The Spark

the Voice of
The Communist League of Revolutionary Workers–Internationalist

“The emancipation of the working class will only be achieved by the working class itself.”
— Karl Marx

Southern California’s Inland Empire:
Nowhere to Escape Rising Housing Prices

Mar 11, 2024

The Inland Empire, the vast suburbs extending east of Los Angeles and encompassing Riverside and San Bernardino counties, had long been considered a more affordable place to live, especially for working families looking to buy a home. Lower housing prices attracted millions of working families to these far-off suburbs, and the population boomed.

Of course, working families paid in other ways, including endless traffic jams, long commutes, and some of the worst air pollution in the country. Over the years, these problems only worsened as Amazon and other big shipping companies built enormous warehouses, turning the Inland Empire into an enormous warehouse and transportation hub.

But in 2020, in the wake of the COVID pandemic, home prices in the Inland Empire began to skyrocket. In 2023 alone, prices increased by almost 20% on average, making it increasingly impossible for many working families to own a home.

But priced-out Los Angeles area residents aren’t the only people looking to buy homes in the area. Quickly rising prices attracted speculators of all sorts. Private investors, operating under LLCs and trusts to hide their identities, as well as big financial companies, swooped down and spent tens of billions of dollars buying up private homes in the Inland Empire, thus driving the prices even higher.
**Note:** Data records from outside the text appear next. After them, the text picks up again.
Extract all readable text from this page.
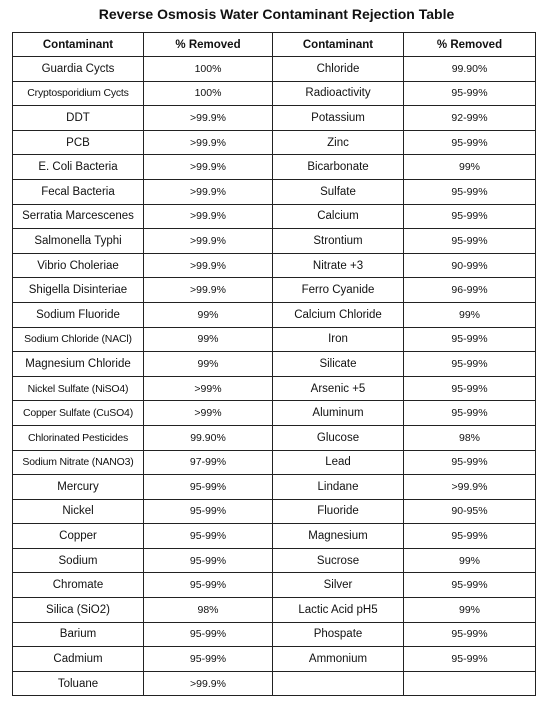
Reverse Osmosis Water Contaminant Rejection Table
Contaminant	% Removed	Contaminant	% Removed
Guardia Cycts	100%	Chloride	99.90%
Cryptosporidium Cycts	100%	Radioactivity	95-99%
DDT	>99.9%	Potassium	92-99%
PCB	>99.9%	Zinc	95-99%
E. Coli Bacteria	>99.9%	Bicarbonate	99%
Fecal Bacteria	>99.9%	Sulfate	95-99%
Serratia Marcescenes	>99.9%	Calcium	95-99%
Salmonella Typhi	>99.9%	Strontium	95-99%
Vibrio Choleriae	>99.9%	Nitrate +3	90-99%
Shigella Disinteriae	>99.9%	Ferro Cyanide	96-99%
Sodium Fluoride	99%	Calcium Chloride	99%
Sodium Chloride (NACl)	99%	Iron	95-99%
Magnesium Chloride	99%	Silicate	95-99%
Nickel Sulfate (NiSO4)	>99%	Arsenic +5	95-99%
Copper Sulfate (CuSO4)	>99%	Aluminum	95-99%
Chlorinated Pesticides	99.90%	Glucose	98%
Sodium Nitrate (NANO3)	97-99%	Lead	95-99%
Mercury	95-99%	Lindane	>99.9%
Nickel	95-99%	Fluoride	90-95%
Copper	95-99%	Magnesium	95-99%
Sodium	95-99%	Sucrose	99%
Chromate	95-99%	Silver	95-99%
Silica (SiO2)	98%	Lactic Acid pH5	99%
Barium	95-99%	Phospate	95-99%
Cadmium	95-99%	Ammonium	95-99%
Toluane	>99.9%		
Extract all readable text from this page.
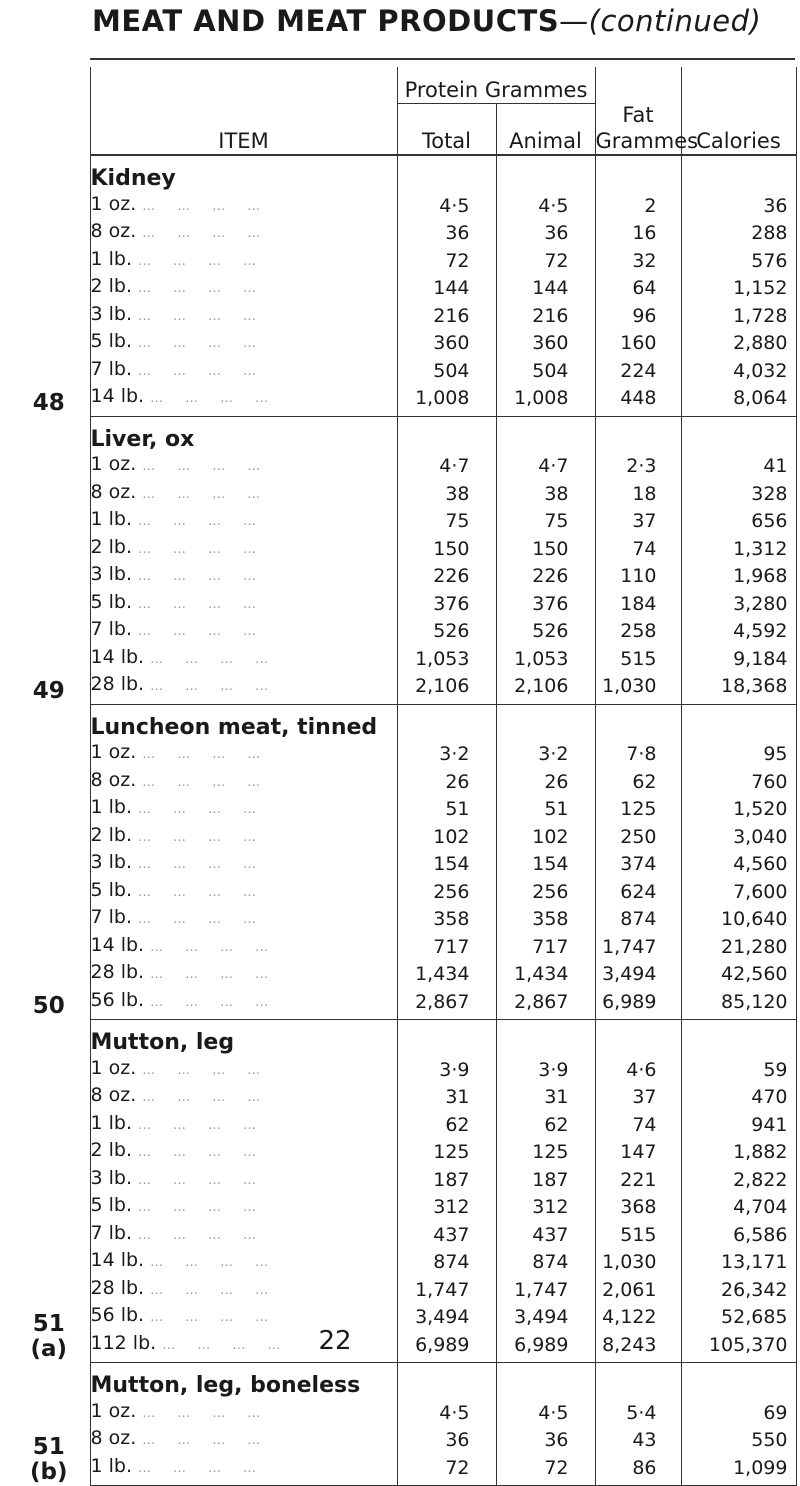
MEAT AND MEAT PRODUCTS—(continued)
	ITEM	Protein Grammes		Fat Grammes	Calories
		Total	Animal		

48	Kidney				
	1 oz. …………	4·5	4·5	2	36
	8 oz. …………	36	36	16	288
	1 lb. …………	72	72	32	576
	2 lb. …………	144	144	64	1,152
	3 lb. …………	216	216	96	1,728
	5 lb. …………	360	360	160	2,880
	7 lb. …………	504	504	224	4,032
	14 lb. …………	1,008	1,008	448	8,064

49	Liver, ox				
	1 oz. …………	4·7	4·7	2·3	41
	8 oz. …………	38	38	18	328
	1 lb. …………	75	75	37	656
	2 lb. …………	150	150	74	1,312
	3 lb. …………	226	226	110	1,968
	5 lb. …………	376	376	184	3,280
	7 lb. …………	526	526	258	4,592
	14 lb. …………	1,053	1,053	515	9,184
	28 lb. …………	2,106	2,106	1,030	18,368

50	Luncheon meat, tinned				
	1 oz. …………	3·2	3·2	7·8	95
	8 oz. …………	26	26	62	760
	1 lb. …………	51	51	125	1,520
	2 lb. …………	102	102	250	3,040
	3 lb. …………	154	154	374	4,560
	5 lb. …………	256	256	624	7,600
	7 lb. …………	358	358	874	10,640
	14 lb. …………	717	717	1,747	21,280
	28 lb. …………	1,434	1,434	3,494	42,560
	56 lb. …………	2,867	2,867	6,989	85,120

51
(a)	Mutton, leg				
	1 oz. …………	3·9	3·9	4·6	59
	8 oz. …………	31	31	37	470
	1 lb. …………	62	62	74	941
	2 lb. …………	125	125	147	1,882
	3 lb. …………	187	187	221	2,822
	5 lb. …………	312	312	368	4,704
	7 lb. …………	437	437	515	6,586
	14 lb. …………	874	874	1,030	13,171
	28 lb. …………	1,747	1,747	2,061	26,342
	56 lb. …………	3,494	3,494	4,122	52,685
	112 lb. …………	6,989	6,989	8,243	105,370

51
(b)	Mutton, leg, boneless				
	1 oz. …………	4·5	4·5	5·4	69
	8 oz. …………	36	36	43	550
	1 lb. …………	72	72	86	1,099
22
These speculators then turned the homes into rental properties, and they not only boosted rents to record levels, but they also often squeezed every penny they could from these homes by not maintaining them, as well as resorting to evictions and court judgments.

So, not even in the far suburbs are housing prices affordable anymore; the problem is worsening. This means a basic and important need is increasingly out of reach for working families.

As David Brady, a public policy professor at the University of California at Riverside, commented, “There’s nothing rational, reasonable, or affordable about any aspect of California housing. You saw these problems become completely insane in L.A. in the past. Well, now they’re becoming insane in the Inland Empire as well.”